Nutrient Removal in Sequential Batch Polishing Ponds
One of the main problems of waste stabilization ponds (WSP) is that they cannot remove nutrients when treating wastewater. Polishing ponds (PP) can efficiently remove nitrogen and phosphorus from effluents after efficient anaerobic pretreatment. It shown that the feasibility of nutrient removal is directly related to the pH that is established in the ponds. WSP normally operate at near neutral pH, but the biological processes that develop in PP tend to cause an elevation of pH and this, in turn, triggers the mechanisms of nutrient removal in ponds.
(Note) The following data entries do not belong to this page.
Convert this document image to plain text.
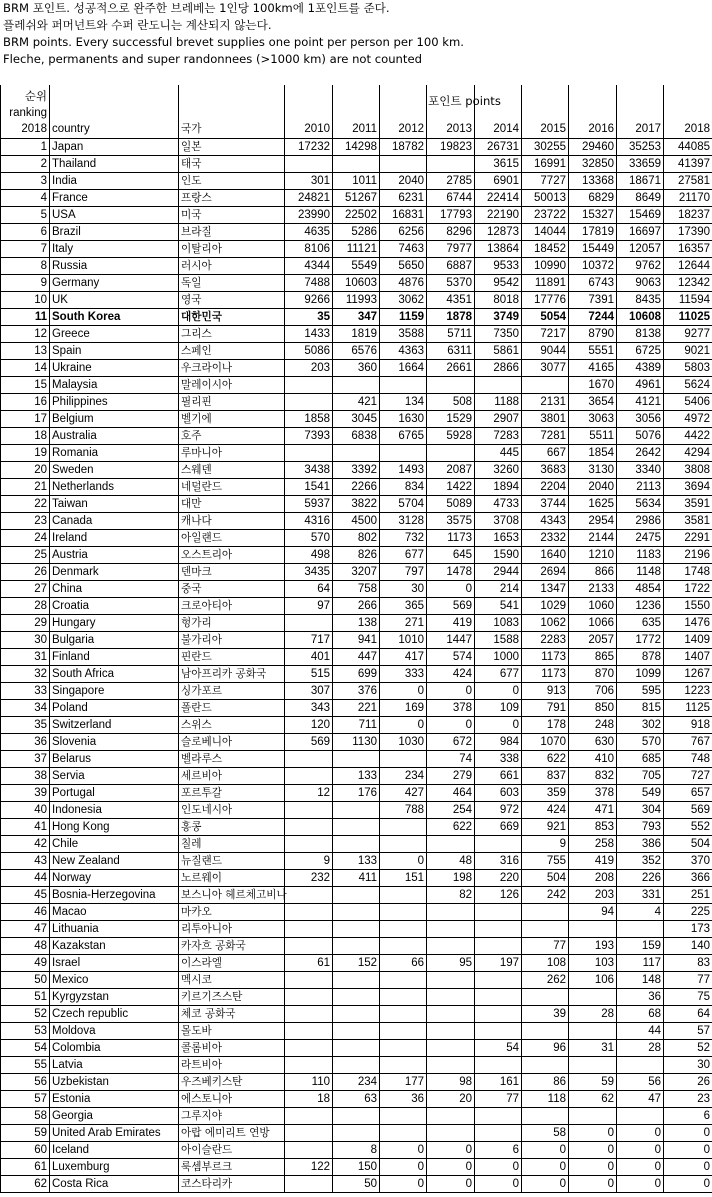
BRM 포인트. 성공적으로 완주한 브레베는 1인당 100km에 1포인트를 준다.
플레쉬와 퍼머넌트와 수퍼 란도니는 계산되지 않는다.
BRM points. Every successful brevet supplies one point per person per 100 km.
Fleche, permanents and super randonnees (>1000 km) are not counted
포인트 points
순위
ranking
2018	country	국가	2010	2011	2012	2013	2014	2015	2016	2017	2018
1	Japan	일본	17232	14298	18782	19823	26731	30255	29460	35253	44085
2	Thailand	태국					3615	16991	32850	33659	41397
3	India	인도	301	1011	2040	2785	6901	7727	13368	18671	27581
4	France	프랑스	24821	51267	6231	6744	22414	50013	6829	8649	21170
5	USA	미국	23990	22502	16831	17793	22190	23722	15327	15469	18237
6	Brazil	브라질	4635	5286	6256	8296	12873	14044	17819	16697	17390
7	Italy	이탈리아	8106	11121	7463	7977	13864	18452	15449	12057	16357
8	Russia	러시아	4344	5549	5650	6887	9533	10990	10372	9762	12644
9	Germany	독일	7488	10603	4876	5370	9542	11891	6743	9063	12342
10	UK	영국	9266	11993	3062	4351	8018	17776	7391	8435	11594
11	South Korea	대한민국	35	347	1159	1878	3749	5054	7244	10608	11025
12	Greece	그리스	1433	1819	3588	5711	7350	7217	8790	8138	9277
13	Spain	스페인	5086	6576	4363	6311	5861	9044	5551	6725	9021
14	Ukraine	우크라이나	203	360	1664	2661	2866	3077	4165	4389	5803
15	Malaysia	말레이시아							1670	4961	5624
16	Philippines	필리핀		421	134	508	1188	2131	3654	4121	5406
17	Belgium	벨기에	1858	3045	1630	1529	2907	3801	3063	3056	4972
18	Australia	호주	7393	6838	6765	5928	7283	7281	5511	5076	4422
19	Romania	루마니아					445	667	1854	2642	4294
20	Sweden	스웨덴	3438	3392	1493	2087	3260	3683	3130	3340	3808
21	Netherlands	네덜란드	1541	2266	834	1422	1894	2204	2040	2113	3694
22	Taiwan	대만	5937	3822	5704	5089	4733	3744	1625	5634	3591
23	Canada	캐나다	4316	4500	3128	3575	3708	4343	2954	2986	3581
24	Ireland	아일랜드	570	802	732	1173	1653	2332	2144	2475	2291
25	Austria	오스트리아	498	826	677	645	1590	1640	1210	1183	2196
26	Denmark	덴마크	3435	3207	797	1478	2944	2694	866	1148	1748
27	China	중국	64	758	30	0	214	1347	2133	4854	1722
28	Croatia	크로아티아	97	266	365	569	541	1029	1060	1236	1550
29	Hungary	헝가리		138	271	419	1083	1062	1066	635	1476
30	Bulgaria	불가리아	717	941	1010	1447	1588	2283	2057	1772	1409
31	Finland	핀란드	401	447	417	574	1000	1173	865	878	1407
32	South Africa	남아프리카 공화국	515	699	333	424	677	1173	870	1099	1267
33	Singapore	싱가포르	307	376	0	0	0	913	706	595	1223
34	Poland	폴란드	343	221	169	378	109	791	850	815	1125
35	Switzerland	스위스	120	711	0	0	0	178	248	302	918
36	Slovenia	슬로베니아	569	1130	1030	672	984	1070	630	570	767
37	Belarus	벨라루스				74	338	622	410	685	748
38	Servia	세르비아		133	234	279	661	837	832	705	727
39	Portugal	포르투갈	12	176	427	464	603	359	378	549	657
40	Indonesia	인도네시아			788	254	972	424	471	304	569
41	Hong Kong	홍콩				622	669	921	853	793	552
42	Chile	칠레						9	258	386	504
43	New Zealand	뉴질랜드	9	133	0	48	316	755	419	352	370
44	Norway	노르웨이	232	411	151	198	220	504	208	226	366
45	Bosnia-Herzegovina	보스니아 헤르체고비나				82	126	242	203	331	251
46	Macao	마카오							94	4	225
47	Lithuania	리투아니아									173
48	Kazakstan	카자흐 공화국						77	193	159	140
49	Israel	이스라엘	61	152	66	95	197	108	103	117	83
50	Mexico	멕시코						262	106	148	77
51	Kyrgyzstan	키르기즈스탄								36	75
52	Czech republic	체코 공화국						39	28	68	64
53	Moldova	몰도바								44	57
54	Colombia	콜롬비아					54	96	31	28	52
55	Latvia	라트비아									30
56	Uzbekistan	우즈베키스탄	110	234	177	98	161	86	59	56	26
57	Estonia	에스토니아	18	63	36	20	77	118	62	47	23
58	Georgia	그루지야									6
59	United Arab Emirates	아랍 에미리트 연방						58	0	0	0
60	Iceland	아이슬란드		8	0	0	6	0	0	0	0
61	Luxemburg	룩셈부르크	122	150	0	0	0	0	0	0	0
62	Costa Rica	코스타리카		50	0	0	0	0	0	0	0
In PP oxygen production by photosynthesis predominates over the oxidation of organic material. The net oxygen production has an equivalent CO2 consumption and this induces an increase in pH. The mechanism for nitrogen removal was identified as the desorption of ammonia from the liquid phase of the ponds. It was established that in ponds with a uniform concentration profile in the liquid phase the process developed in accordance with Fick’s law. The governing mechanism of phosphorus removal was precipitation with ions present in the wastewater, presumably calcium and magnesium. Polishing ponds can be operated with two different hydrodynamic regimes: flow-through (FTPP) and sequential batch (SBPP) ponds. The SBPP have the advantage that the pH elevation is more rapid, and that the final pH is higher.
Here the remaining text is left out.